Brent Leatherwood, ERLC’s acting president, calls the Supreme Court’s decision a “true turning point in the pro-life movement.” He goes on to say, “More lives are now protected today than yesterday. The release of the Dobbs decision marks a true turning point in the pro-life movement, a moment that Christians, advocates and many others have worked toward tirelessly for 50 years. Their commitment to uphold human dignity and justice has achieved the most significant victory in the history of the pro-life movement.” Watch Brent’s reaction to today’s ruling here.

How did the ERLC engage this case?

The ERLC was part of an amicus brief in this case, requesting the Supreme Court overturn the long line of abortion precedent beginning with Roe v. Wade and extended by Planned Parenthood v. Casey, both of which are decisions that have prevented states from prohibiting abortion. The ERLC’s brief asserted that “The Constitution does not create a right to an abortion of an unborn child before viability or at any other stage of pregnancy. An asserted right to abortion has no basis in constitutional text or in American history and tradition.” 

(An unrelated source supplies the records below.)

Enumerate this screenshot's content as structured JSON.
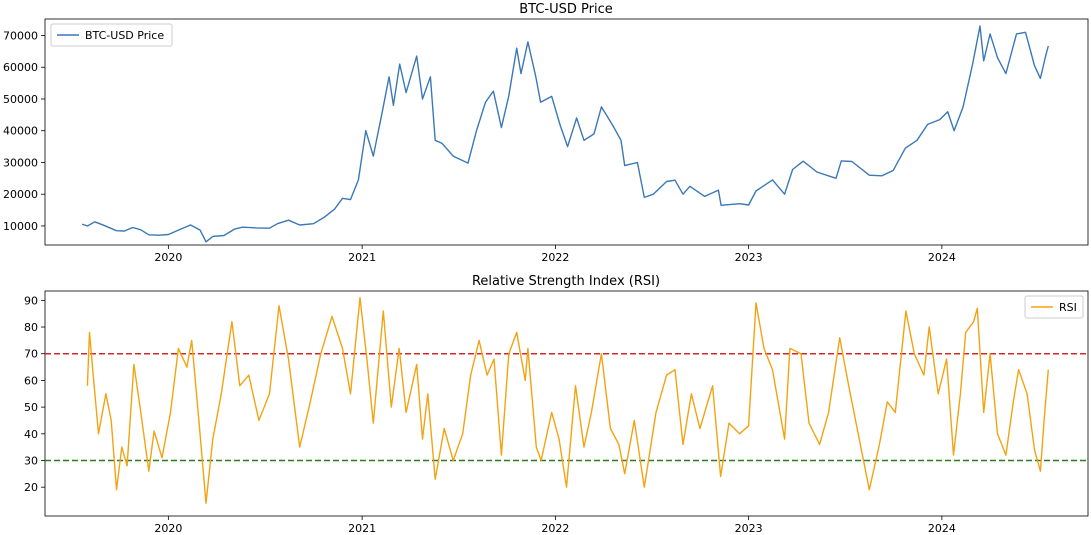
{
  "colors": {
    "price_line": "#3a78b6",
    "rsi_line": "#f3a312",
    "overbought": "#d62728",
    "oversold": "#2a7d1f"
  },
  "chart_data": [
    {
      "type": "line",
      "title": "BTC-USD Price",
      "xlabel": "",
      "ylabel": "",
      "x_ticks": [
        "2020",
        "2021",
        "2022",
        "2023",
        "2024"
      ],
      "y_ticks": [
        "10000",
        "20000",
        "30000",
        "40000",
        "50000",
        "60000",
        "70000"
      ],
      "xlim": [
        "2019-05-13",
        "2024-10-03"
      ],
      "ylim": [
        4000,
        75200
      ],
      "legend": {
        "position": "top-left",
        "entries": [
          "BTC-USD Price"
        ]
      },
      "grid": false,
      "series": [
        {
          "name": "BTC-USD Price",
          "color": "#3a78b6",
          "points": [
            [
              "2019-07-22",
              10600
            ],
            [
              "2019-08-01",
              10000
            ],
            [
              "2019-08-15",
              11300
            ],
            [
              "2019-09-01",
              10200
            ],
            [
              "2019-09-25",
              8500
            ],
            [
              "2019-10-10",
              8400
            ],
            [
              "2019-10-26",
              9500
            ],
            [
              "2019-11-10",
              8800
            ],
            [
              "2019-11-25",
              7200
            ],
            [
              "2019-12-15",
              7100
            ],
            [
              "2020-01-01",
              7300
            ],
            [
              "2020-01-20",
              8700
            ],
            [
              "2020-02-12",
              10300
            ],
            [
              "2020-03-01",
              8700
            ],
            [
              "2020-03-12",
              5000
            ],
            [
              "2020-03-25",
              6700
            ],
            [
              "2020-04-15",
              7000
            ],
            [
              "2020-05-05",
              9000
            ],
            [
              "2020-05-20",
              9600
            ],
            [
              "2020-06-15",
              9400
            ],
            [
              "2020-07-10",
              9300
            ],
            [
              "2020-07-25",
              10700
            ],
            [
              "2020-08-15",
              11800
            ],
            [
              "2020-09-05",
              10300
            ],
            [
              "2020-10-01",
              10700
            ],
            [
              "2020-10-22",
              12800
            ],
            [
              "2020-11-10",
              15300
            ],
            [
              "2020-11-25",
              18700
            ],
            [
              "2020-12-10",
              18300
            ],
            [
              "2020-12-25",
              24500
            ],
            [
              "2021-01-08",
              40000
            ],
            [
              "2021-01-22",
              32000
            ],
            [
              "2021-02-08",
              46000
            ],
            [
              "2021-02-21",
              57000
            ],
            [
              "2021-03-01",
              48000
            ],
            [
              "2021-03-13",
              61000
            ],
            [
              "2021-03-25",
              52000
            ],
            [
              "2021-04-14",
              63500
            ],
            [
              "2021-04-25",
              50000
            ],
            [
              "2021-05-10",
              57000
            ],
            [
              "2021-05-19",
              37000
            ],
            [
              "2021-06-01",
              36000
            ],
            [
              "2021-06-22",
              32000
            ],
            [
              "2021-07-20",
              29800
            ],
            [
              "2021-08-05",
              40000
            ],
            [
              "2021-08-22",
              49000
            ],
            [
              "2021-09-06",
              52500
            ],
            [
              "2021-09-21",
              41000
            ],
            [
              "2021-10-05",
              51000
            ],
            [
              "2021-10-20",
              66000
            ],
            [
              "2021-10-28",
              58000
            ],
            [
              "2021-11-10",
              68000
            ],
            [
              "2021-11-25",
              57000
            ],
            [
              "2021-12-04",
              49000
            ],
            [
              "2021-12-25",
              50800
            ],
            [
              "2022-01-10",
              41800
            ],
            [
              "2022-01-24",
              35000
            ],
            [
              "2022-02-10",
              44000
            ],
            [
              "2022-02-24",
              37000
            ],
            [
              "2022-03-15",
              39000
            ],
            [
              "2022-03-29",
              47500
            ],
            [
              "2022-04-20",
              41500
            ],
            [
              "2022-05-05",
              37000
            ],
            [
              "2022-05-12",
              29000
            ],
            [
              "2022-06-05",
              30000
            ],
            [
              "2022-06-18",
              19000
            ],
            [
              "2022-07-05",
              20000
            ],
            [
              "2022-07-30",
              24000
            ],
            [
              "2022-08-15",
              24400
            ],
            [
              "2022-08-30",
              20000
            ],
            [
              "2022-09-12",
              22500
            ],
            [
              "2022-10-10",
              19300
            ],
            [
              "2022-11-05",
              21300
            ],
            [
              "2022-11-10",
              16500
            ],
            [
              "2022-12-15",
              17000
            ],
            [
              "2023-01-01",
              16600
            ],
            [
              "2023-01-15",
              21000
            ],
            [
              "2023-02-15",
              24500
            ],
            [
              "2023-03-10",
              20000
            ],
            [
              "2023-03-25",
              27800
            ],
            [
              "2023-04-14",
              30400
            ],
            [
              "2023-05-10",
              27000
            ],
            [
              "2023-06-15",
              25000
            ],
            [
              "2023-06-25",
              30500
            ],
            [
              "2023-07-15",
              30300
            ],
            [
              "2023-08-17",
              26000
            ],
            [
              "2023-09-10",
              25800
            ],
            [
              "2023-10-01",
              27500
            ],
            [
              "2023-10-24",
              34500
            ],
            [
              "2023-11-15",
              37000
            ],
            [
              "2023-12-05",
              42000
            ],
            [
              "2023-12-28",
              43500
            ],
            [
              "2024-01-12",
              46000
            ],
            [
              "2024-01-24",
              40000
            ],
            [
              "2024-02-10",
              47500
            ],
            [
              "2024-02-28",
              61000
            ],
            [
              "2024-03-13",
              73000
            ],
            [
              "2024-03-20",
              62000
            ],
            [
              "2024-04-01",
              70500
            ],
            [
              "2024-04-15",
              63000
            ],
            [
              "2024-05-01",
              58000
            ],
            [
              "2024-05-21",
              70500
            ],
            [
              "2024-06-07",
              71000
            ],
            [
              "2024-06-24",
              60500
            ],
            [
              "2024-07-05",
              56500
            ],
            [
              "2024-07-15",
              63500
            ],
            [
              "2024-07-20",
              66700
            ]
          ]
        }
      ]
    },
    {
      "type": "line",
      "title": "Relative Strength Index (RSI)",
      "xlabel": "",
      "ylabel": "",
      "x_ticks": [
        "2020",
        "2021",
        "2022",
        "2023",
        "2024"
      ],
      "y_ticks": [
        "20",
        "30",
        "40",
        "50",
        "60",
        "70",
        "80",
        "90"
      ],
      "xlim": [
        "2019-05-13",
        "2024-10-03"
      ],
      "ylim": [
        9.2,
        93.5
      ],
      "legend": {
        "position": "top-right",
        "entries": [
          "RSI"
        ]
      },
      "grid": false,
      "reference_lines": [
        {
          "y": 70,
          "color": "#d62728",
          "style": "dashed"
        },
        {
          "y": 30,
          "color": "#2a7d1f",
          "style": "dashed"
        }
      ],
      "series": [
        {
          "name": "RSI",
          "color": "#f3a312",
          "points": [
            [
              "2019-08-01",
              58
            ],
            [
              "2019-08-05",
              78
            ],
            [
              "2019-08-12",
              62
            ],
            [
              "2019-08-22",
              40
            ],
            [
              "2019-09-05",
              55
            ],
            [
              "2019-09-15",
              45
            ],
            [
              "2019-09-25",
              19
            ],
            [
              "2019-10-05",
              35
            ],
            [
              "2019-10-15",
              28
            ],
            [
              "2019-10-28",
              66
            ],
            [
              "2019-11-10",
              48
            ],
            [
              "2019-11-25",
              26
            ],
            [
              "2019-12-05",
              41
            ],
            [
              "2019-12-20",
              31
            ],
            [
              "2020-01-05",
              48
            ],
            [
              "2020-01-20",
              72
            ],
            [
              "2020-02-05",
              65
            ],
            [
              "2020-02-14",
              75
            ],
            [
              "2020-02-28",
              44
            ],
            [
              "2020-03-12",
              14
            ],
            [
              "2020-03-25",
              38
            ],
            [
              "2020-04-10",
              55
            ],
            [
              "2020-04-30",
              82
            ],
            [
              "2020-05-15",
              58
            ],
            [
              "2020-06-01",
              62
            ],
            [
              "2020-06-20",
              45
            ],
            [
              "2020-07-10",
              55
            ],
            [
              "2020-07-28",
              88
            ],
            [
              "2020-08-15",
              68
            ],
            [
              "2020-09-05",
              35
            ],
            [
              "2020-09-25",
              52
            ],
            [
              "2020-10-15",
              70
            ],
            [
              "2020-11-05",
              84
            ],
            [
              "2020-11-25",
              72
            ],
            [
              "2020-12-10",
              55
            ],
            [
              "2020-12-28",
              91
            ],
            [
              "2021-01-10",
              68
            ],
            [
              "2021-01-22",
              44
            ],
            [
              "2021-02-10",
              86
            ],
            [
              "2021-02-25",
              50
            ],
            [
              "2021-03-12",
              72
            ],
            [
              "2021-03-25",
              48
            ],
            [
              "2021-04-14",
              66
            ],
            [
              "2021-04-25",
              38
            ],
            [
              "2021-05-05",
              55
            ],
            [
              "2021-05-19",
              23
            ],
            [
              "2021-06-05",
              42
            ],
            [
              "2021-06-22",
              30
            ],
            [
              "2021-07-10",
              40
            ],
            [
              "2021-07-25",
              62
            ],
            [
              "2021-08-10",
              75
            ],
            [
              "2021-08-25",
              62
            ],
            [
              "2021-09-07",
              68
            ],
            [
              "2021-09-21",
              32
            ],
            [
              "2021-10-05",
              70
            ],
            [
              "2021-10-20",
              78
            ],
            [
              "2021-11-05",
              60
            ],
            [
              "2021-11-10",
              72
            ],
            [
              "2021-11-26",
              35
            ],
            [
              "2021-12-05",
              30
            ],
            [
              "2021-12-25",
              48
            ],
            [
              "2022-01-08",
              38
            ],
            [
              "2022-01-22",
              20
            ],
            [
              "2022-02-08",
              58
            ],
            [
              "2022-02-24",
              35
            ],
            [
              "2022-03-10",
              48
            ],
            [
              "2022-03-29",
              70
            ],
            [
              "2022-04-15",
              42
            ],
            [
              "2022-05-01",
              36
            ],
            [
              "2022-05-12",
              25
            ],
            [
              "2022-05-30",
              45
            ],
            [
              "2022-06-18",
              20
            ],
            [
              "2022-07-10",
              48
            ],
            [
              "2022-07-30",
              62
            ],
            [
              "2022-08-15",
              64
            ],
            [
              "2022-08-30",
              36
            ],
            [
              "2022-09-15",
              55
            ],
            [
              "2022-10-01",
              42
            ],
            [
              "2022-10-25",
              58
            ],
            [
              "2022-11-09",
              24
            ],
            [
              "2022-11-25",
              44
            ],
            [
              "2022-12-15",
              40
            ],
            [
              "2023-01-01",
              43
            ],
            [
              "2023-01-15",
              89
            ],
            [
              "2023-01-30",
              72
            ],
            [
              "2023-02-15",
              64
            ],
            [
              "2023-03-10",
              38
            ],
            [
              "2023-03-20",
              72
            ],
            [
              "2023-04-10",
              70
            ],
            [
              "2023-04-25",
              44
            ],
            [
              "2023-05-15",
              36
            ],
            [
              "2023-06-01",
              48
            ],
            [
              "2023-06-22",
              76
            ],
            [
              "2023-07-10",
              57
            ],
            [
              "2023-08-17",
              19
            ],
            [
              "2023-09-05",
              36
            ],
            [
              "2023-09-20",
              52
            ],
            [
              "2023-10-05",
              48
            ],
            [
              "2023-10-25",
              86
            ],
            [
              "2023-11-10",
              70
            ],
            [
              "2023-11-28",
              62
            ],
            [
              "2023-12-08",
              80
            ],
            [
              "2023-12-25",
              55
            ],
            [
              "2024-01-10",
              68
            ],
            [
              "2024-01-23",
              32
            ],
            [
              "2024-02-05",
              55
            ],
            [
              "2024-02-15",
              78
            ],
            [
              "2024-03-01",
              82
            ],
            [
              "2024-03-08",
              87
            ],
            [
              "2024-03-20",
              48
            ],
            [
              "2024-04-01",
              70
            ],
            [
              "2024-04-15",
              40
            ],
            [
              "2024-05-01",
              32
            ],
            [
              "2024-05-15",
              52
            ],
            [
              "2024-05-25",
              64
            ],
            [
              "2024-06-10",
              55
            ],
            [
              "2024-06-24",
              34
            ],
            [
              "2024-07-05",
              26
            ],
            [
              "2024-07-12",
              45
            ],
            [
              "2024-07-20",
              64
            ]
          ]
        }
      ]
    }
  ]
}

The ERLC has also worked with pastors, ministry leaders and congregations to prepare them for this post-Roe moment and will continue to walk alongside churches and states as they work to continue to protect preborn babies and care for their moms and dads. 

What’s next?

“As this chapter comes to a close, we must understand this is not the end of our important work,” Leatherwood reminds us. “The issue of abortion has now been turned over to the states, many of which have either implemented or are considering some of the most abhorrently permissive pro-abortion proposals ever. A consistent, convictional pro-life witness is needed now more than ever in state legislatures and local communities. So let us rejoice that we live in a nation where past injustices can still be corrected, as we also roll our sleeves up to save preborn lives, serve vulnerable mothers, and support families in our communities.”

Christians will continue to have the opportunity to care for preborn babies, their mothers and fathers, and proclaim the good news of the gospel. May we redouble our resolve to be on the frontlines of caring for the most vulnerable among us.